ALI ADDEH, 18 juillet 2025 (ADI) – Dans le silence d’un après-midi poussiéreux à Ali Addeh, petite localité de la région d’Ali-Sabieh, au sud du pays, Mariam arrange minutieusement des paniers tressés à l’entrée de sa boutique. Il y a encore quelques années, cette mère de famille se démenait dans l’ombre, au sens propre comme au figuré.
« Avant, notre village avait peu d’électricité. La nuit, on ne voyait rien. C’était dangereux, surtout quand une femme accouchait », raconte-t-elle, assise sur un tabouret en plastique bleu, le regard franc.
La transformation s’est opérée grâce au Projet de réponse du développement aux impacts du déplacement (DRDIP), une initiative régionale lancée en 2017 et clôturée en juin 2024. Financé par la Banque mondiale et mis en œuvre à Djibouti en partenariat avec l’Agence djiboutienne de développement social (ADDS), ce programme ciblait les populations affectées par les déplacements forcés, dans les régions mal desservies.
A Ali Addeh, la capacité de la centrale solaire a été renforcée, passant de 62 à 340 kW, ce qui a permis de raccorder 354 foyers. Les infrastructures sanitaires ont été modernisées, une nouvelle école secondaire a vu le jour et le réseau d’eau potable a été élargi.
A l’échelle du pays, plus de 110 000 personnes ont bénéficié d’un meilleur accès aux services essentiels.
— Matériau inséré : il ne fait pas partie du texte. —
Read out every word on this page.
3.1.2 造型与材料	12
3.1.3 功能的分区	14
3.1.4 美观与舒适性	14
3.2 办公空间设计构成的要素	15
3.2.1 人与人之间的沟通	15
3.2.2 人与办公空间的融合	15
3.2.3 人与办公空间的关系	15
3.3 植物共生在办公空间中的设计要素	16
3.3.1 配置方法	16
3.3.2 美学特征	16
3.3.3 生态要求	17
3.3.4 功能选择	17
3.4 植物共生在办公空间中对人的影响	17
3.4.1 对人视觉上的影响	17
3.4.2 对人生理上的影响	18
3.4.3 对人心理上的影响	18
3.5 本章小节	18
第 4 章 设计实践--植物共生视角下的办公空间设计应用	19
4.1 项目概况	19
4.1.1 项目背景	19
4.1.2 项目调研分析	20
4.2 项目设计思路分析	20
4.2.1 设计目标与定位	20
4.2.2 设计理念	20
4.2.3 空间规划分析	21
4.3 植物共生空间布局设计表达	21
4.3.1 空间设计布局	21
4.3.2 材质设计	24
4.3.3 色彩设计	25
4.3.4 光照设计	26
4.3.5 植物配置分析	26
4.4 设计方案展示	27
Environ 54 000 ont désormais accès à une énergie renouvelable.
Le projet DRDIP a également permis la création de près de 52 000 journées de travail à court terme, et près de 5 600 personnes ont déclaré une hausse de leurs revenus, notamment grâce à des subventions, des kits agricoles et des formations.
Mariam, elle, s’est lancée dans la vente de vêtements, aidée par un Groupement d’Entraide par Affinités (GEA), un collectif féminin d’épargne et de crédit où chaque membre cotise 200 francs djiboutiens par semaine. Rapidement, elle a ouvert sa propre boutique d’artisanat. « J’ai démarré quand mon mari est tombé malade. Aujourd’hui, je gagne jusqu’à 100 000 DJF par jour », affirme-t-elle fièrement.
A Holl Holl, Fatoumat Assoweh Warsame, 64 ans, a suivi un parcours parallèle. Veuve depuis 2005, elle a longtemps cultivé la terre à perte, grevée par le coût du diesel pour irriguer ses champs. L’installation d’une pompe solaire par le DRDIP a changé la donne. Elle cultive aujourd’hui des pastèques, des tomates, des goyaves, et a ouvert un petit magasin pour écouler sa production.
« Le diesel grugeait mes revenus. La pompe solaire a tout changé », confie-t-elle. « Et faire partie d’un groupe de femmes agricoles m’a aidée à rêver plus grand. »
Ce sont justement ces réseaux féminins – d’entraide, de production, de commerce – qui forment aujourd’hui la trame invisible d’une ruralité en transformation. A Ali Addeh, Mariam a ouvert deux autres boutiques, la dernière étant tenue par sa fille. Elle écoule désormais ses produits artisanaux jusqu’à la capitale lors des fêtes nationales, avec l’ambition d’ouvrir un point de vente permanent à Djibouti-ville.
« On a une culture riche ici, pleine de couleurs et de savoir-faire. Je veux que les autres la découvrent. Un jour peut-être, je vendrai à l’étranger », dit-elle en souriant.
Derrière ces trajectoires personnelles, c’est toute une dynamique collective qui prend forme. Celle d’un développement rural ancré dans l’autonomisation des femmes, la transition énergétique et la valorisation des ressources locales.
Dans un pays comme le nôtre, souvent secoué par les aléas climatiques et les pressions migratoires, ces histoires de réussite offrent un contrepoint lumineux – celui d’un changement porté, patiemment, par les femmes de l’ombre.